Jaguar Land Rover hits back at Landwind with lawsuit

In China, foreign manufacturers have a better reputation than local ones.

The Range Rover Evoque was introduced in 2011, it's clear who got there first. In China the X7 was unveiled at the same time as the domestically produced Evoque, in collaboration with Chery, during the 2014 Guangzhou Motor Show. The Brits tried to stop the Chinese judiciary from halting the sale of the copy, but the request was not satisfied. Now JLR is going back to the carca, as confirmed to Reuters by a source familiar with the case who speaks from anonymity. The legal process will take years.


In general, it is not worth suing Chinese industry copy&paste for several reasons. First, there is no guarantee of a favorable ruling, which would happen in the rest of the world, as when Great Wall copied the Fiat Panda or Shuanghuan did the same with the BMW X5. Secondly, victory may be a long time coming. It took Honda 12 years for a court of law to find for a copy of the CR-V, and the compensation was symbolic.

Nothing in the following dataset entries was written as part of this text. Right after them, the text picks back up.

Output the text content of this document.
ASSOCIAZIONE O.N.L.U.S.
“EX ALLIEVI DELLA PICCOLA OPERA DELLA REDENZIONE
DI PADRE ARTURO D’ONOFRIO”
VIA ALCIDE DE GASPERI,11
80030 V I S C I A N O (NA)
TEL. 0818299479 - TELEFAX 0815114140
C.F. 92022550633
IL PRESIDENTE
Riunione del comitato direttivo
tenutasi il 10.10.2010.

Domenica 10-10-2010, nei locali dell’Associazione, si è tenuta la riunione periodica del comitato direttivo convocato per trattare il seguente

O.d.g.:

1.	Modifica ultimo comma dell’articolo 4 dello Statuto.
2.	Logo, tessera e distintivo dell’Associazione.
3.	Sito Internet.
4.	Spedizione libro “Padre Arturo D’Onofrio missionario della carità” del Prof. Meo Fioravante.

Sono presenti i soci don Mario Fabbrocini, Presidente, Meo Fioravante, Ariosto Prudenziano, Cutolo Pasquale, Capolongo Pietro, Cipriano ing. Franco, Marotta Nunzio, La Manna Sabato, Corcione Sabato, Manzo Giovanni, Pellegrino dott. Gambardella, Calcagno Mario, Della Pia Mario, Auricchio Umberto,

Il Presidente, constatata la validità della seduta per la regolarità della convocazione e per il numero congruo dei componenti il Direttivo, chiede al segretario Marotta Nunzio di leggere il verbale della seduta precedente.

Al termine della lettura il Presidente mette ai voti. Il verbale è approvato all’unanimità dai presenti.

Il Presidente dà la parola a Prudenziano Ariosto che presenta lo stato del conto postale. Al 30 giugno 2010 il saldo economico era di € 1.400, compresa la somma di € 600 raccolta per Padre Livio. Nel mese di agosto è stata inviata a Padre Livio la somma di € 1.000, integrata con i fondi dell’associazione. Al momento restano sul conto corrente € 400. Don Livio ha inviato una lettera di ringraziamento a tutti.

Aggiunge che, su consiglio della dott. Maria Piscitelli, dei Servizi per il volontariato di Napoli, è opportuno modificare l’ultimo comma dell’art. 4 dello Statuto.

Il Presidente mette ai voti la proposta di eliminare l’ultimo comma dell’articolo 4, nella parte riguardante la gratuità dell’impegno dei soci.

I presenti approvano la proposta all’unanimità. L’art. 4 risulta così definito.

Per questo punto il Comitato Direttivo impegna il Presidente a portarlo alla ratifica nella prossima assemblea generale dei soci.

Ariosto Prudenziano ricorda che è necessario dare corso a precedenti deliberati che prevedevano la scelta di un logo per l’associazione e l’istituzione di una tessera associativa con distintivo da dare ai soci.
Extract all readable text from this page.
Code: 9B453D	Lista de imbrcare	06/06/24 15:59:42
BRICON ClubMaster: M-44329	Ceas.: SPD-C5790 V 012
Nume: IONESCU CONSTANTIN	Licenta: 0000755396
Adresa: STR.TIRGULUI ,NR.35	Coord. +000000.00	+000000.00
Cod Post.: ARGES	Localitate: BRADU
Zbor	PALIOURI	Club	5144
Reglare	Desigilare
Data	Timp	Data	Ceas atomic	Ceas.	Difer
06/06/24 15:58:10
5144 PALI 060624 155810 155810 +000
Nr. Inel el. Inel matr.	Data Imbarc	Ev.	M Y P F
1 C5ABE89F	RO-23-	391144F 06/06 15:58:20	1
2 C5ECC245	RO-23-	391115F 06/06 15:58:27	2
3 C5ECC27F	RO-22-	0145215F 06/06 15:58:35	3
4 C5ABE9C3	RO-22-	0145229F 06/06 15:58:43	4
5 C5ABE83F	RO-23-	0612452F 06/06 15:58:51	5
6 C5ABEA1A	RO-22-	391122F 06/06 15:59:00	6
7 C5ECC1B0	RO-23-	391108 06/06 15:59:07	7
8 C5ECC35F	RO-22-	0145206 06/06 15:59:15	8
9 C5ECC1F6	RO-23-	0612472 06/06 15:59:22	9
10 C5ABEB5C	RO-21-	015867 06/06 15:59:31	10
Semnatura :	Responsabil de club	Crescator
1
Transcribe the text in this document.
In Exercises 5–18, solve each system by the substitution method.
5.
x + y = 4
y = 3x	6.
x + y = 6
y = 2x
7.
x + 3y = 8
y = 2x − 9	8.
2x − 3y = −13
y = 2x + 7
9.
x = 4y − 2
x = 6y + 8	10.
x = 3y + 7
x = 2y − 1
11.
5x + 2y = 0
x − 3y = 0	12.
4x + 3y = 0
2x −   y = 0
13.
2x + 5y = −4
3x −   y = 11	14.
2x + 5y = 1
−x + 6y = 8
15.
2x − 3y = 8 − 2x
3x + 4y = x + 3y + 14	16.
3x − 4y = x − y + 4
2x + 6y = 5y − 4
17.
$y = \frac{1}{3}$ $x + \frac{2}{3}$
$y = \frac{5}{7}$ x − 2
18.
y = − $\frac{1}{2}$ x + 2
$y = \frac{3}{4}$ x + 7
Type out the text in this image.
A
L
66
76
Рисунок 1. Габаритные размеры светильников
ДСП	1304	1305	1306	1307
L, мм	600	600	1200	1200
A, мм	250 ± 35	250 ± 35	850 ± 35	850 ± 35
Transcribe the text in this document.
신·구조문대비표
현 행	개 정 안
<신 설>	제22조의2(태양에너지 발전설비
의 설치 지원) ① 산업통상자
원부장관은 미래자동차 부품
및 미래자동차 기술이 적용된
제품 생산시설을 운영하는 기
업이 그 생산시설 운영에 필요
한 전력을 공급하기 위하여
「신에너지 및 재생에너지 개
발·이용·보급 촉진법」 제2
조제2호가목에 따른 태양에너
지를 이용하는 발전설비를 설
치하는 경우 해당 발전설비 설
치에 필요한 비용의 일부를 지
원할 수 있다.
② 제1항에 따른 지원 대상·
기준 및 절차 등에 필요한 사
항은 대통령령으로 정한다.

Finally, the lawsuit may be seen by the public as an attack on the domestic industry. That's the way it is.

A customer without a clue about cars will think why you have to pay two to three times more for "the same thing".

In fact, in the last few months of China's economic slowdown, a worrying phenomenon has been observed. Domestic brands, numbering more than four hundred, are taking customers away from foreign manufacturers - with or without partnerships with Chinese manufacturers - by making their products cheaper. One of the causes of this cheapening is none other than skimping on safety equipment that is not mandatory to install, such as electronic stability control (ESP). This, in the SUV segment, is even more serious, because these vehicles are more prone to have problems in extreme situations due to their worse dynamics.


What will happen when Landwind aesthetically updates the X7? Land Rover already refreshed the Evoque, will Landwind copy it too, keep the original design, or reinterpret it to their liking? Jaguar Land Rover is already thinking about those scenarios for when the copied SUV is refreshed, as the source says.

Nobody gives a penny for a penny, or to put it more modernly, the price difference between the Evoque and the X7 has its justification, but it's not always apparent by looking at photos or a car on display. For example, the Shuanghuan CEO, a copy of the X5, in only 100,000 kilometers can be in a sorry state, as demonstrated by Autobild journalist Wolfgang Blaube. He bought a unit just to see how badly it would age, and he was right. The car had more rust and deterioration than a European car in 20 years without care, only his was seven years old. In other words, the car was a pile of dung, and after a few Top Gear-style smash-ups, he blew it up with dynamite. It's all a bit filmy, but the images speak for themselves.

By the time the Chinese justice system reaches a verdict, favourable or unfavourable, thousands of X7s will be rolling around China. Differences will emerge in aging, customer satisfaction or survival of the same as they are crashed. While you can replicate a product aesthetically with relative ease, replicating other properties is another matter.


The Evoque is an expensive car because it's premium, but also because it's much better made. Maybe Jaguar Land Rover only gets a moral victory, but it could set a precedent, and other legitimate manufacturers could be encouraged to sue the copycats. If it weren't for the high protectionism that China affords its local manufacturers, its industry would have all but disappeared or would be much more concentrated in a few solid manufacturers.